Escherichia coli Binary Culture Engineered for Direct Fermentation of Hemicellulose to a Biofuel

Abstract

ABSTRACT Metabolic engineering has created several Escherichia coli biocatalysts for production of biofuels and other useful molecules. However, the inability of these biocatalysts to directly use polymeric substrates necessitates costly pretreatment and enzymatic hydrolysis prior to fermentation. Consolidated bioprocessing has the potential to simplify the process by combining enzyme production, hydrolysis, and fermentation into a single step but requires a fermenting organism to multitask by producing both necessary enzymes and target molecules. We demonstrate here a binary strategy for consolidated bioprocessing of xylan, a complex substrate requiring six hemicellulases for complete hydrolysis. An integrated modular approach was used to design the two strains to function cooperatively in the process of transforming xylan into ethanol. The first strain was engineered to coexpress two hemicellulases. Recombinant enzymes were secreted to the growth medium by a method of lpp deletion with over 90% efficiency. Secreted enzymes hydrolyzed xylan into xylooligosaccharides, which were taken in by the second strain, designed to use the xylooligosaccharides for ethanol production.
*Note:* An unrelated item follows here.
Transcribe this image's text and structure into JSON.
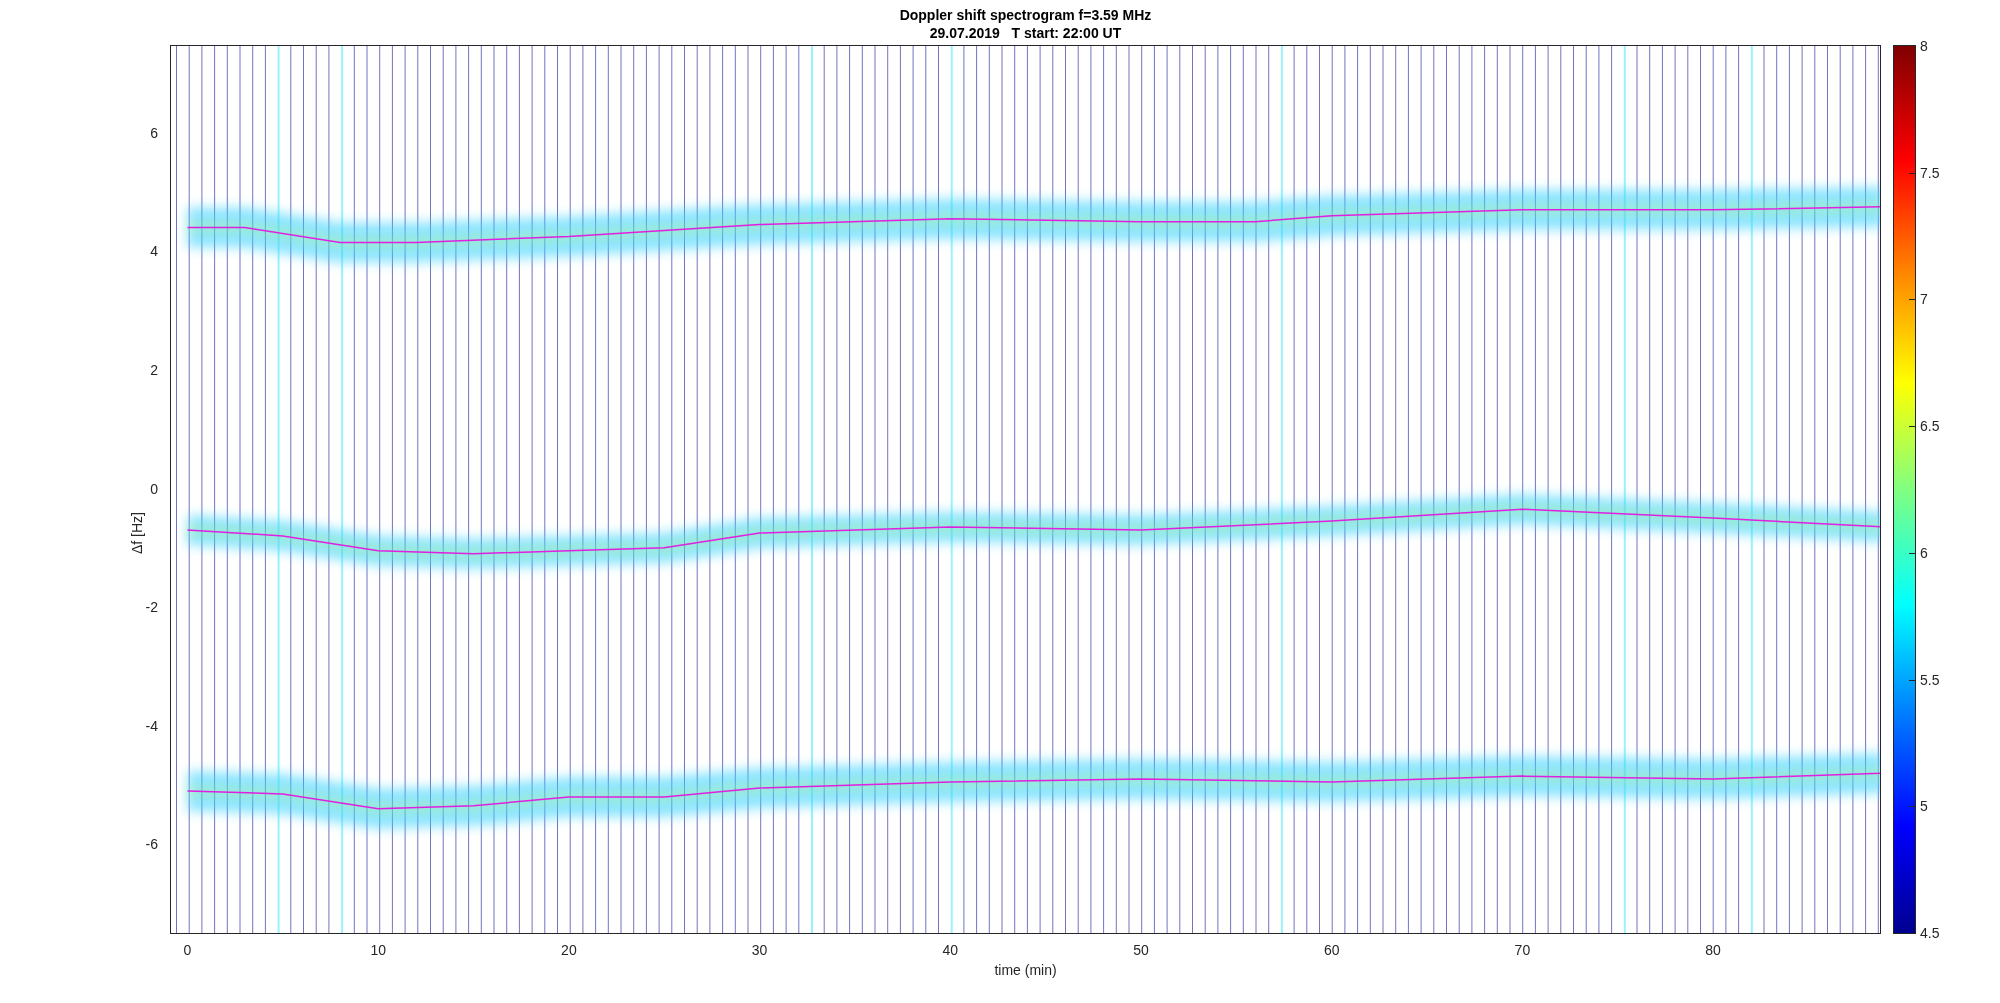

Cocultivation of the two strains converted xylan hemicellulose to ethanol with a yield about 55% of the theoretical value. Inclusion of other three hemicellulases improved the ethanol yield to 70%. Analysis of the culture broth showed that xylooligosaccharides with four or more xylose units were not utilized, suggesting that improving the use of higher xyloogligomers should be the focus in future efforts. This is the first demonstration of an engineered binary culture for consolidated bioprocessing of xylan. The modular design should allow the strategy to be adopted for a broad range of biofuel and biorefinery products.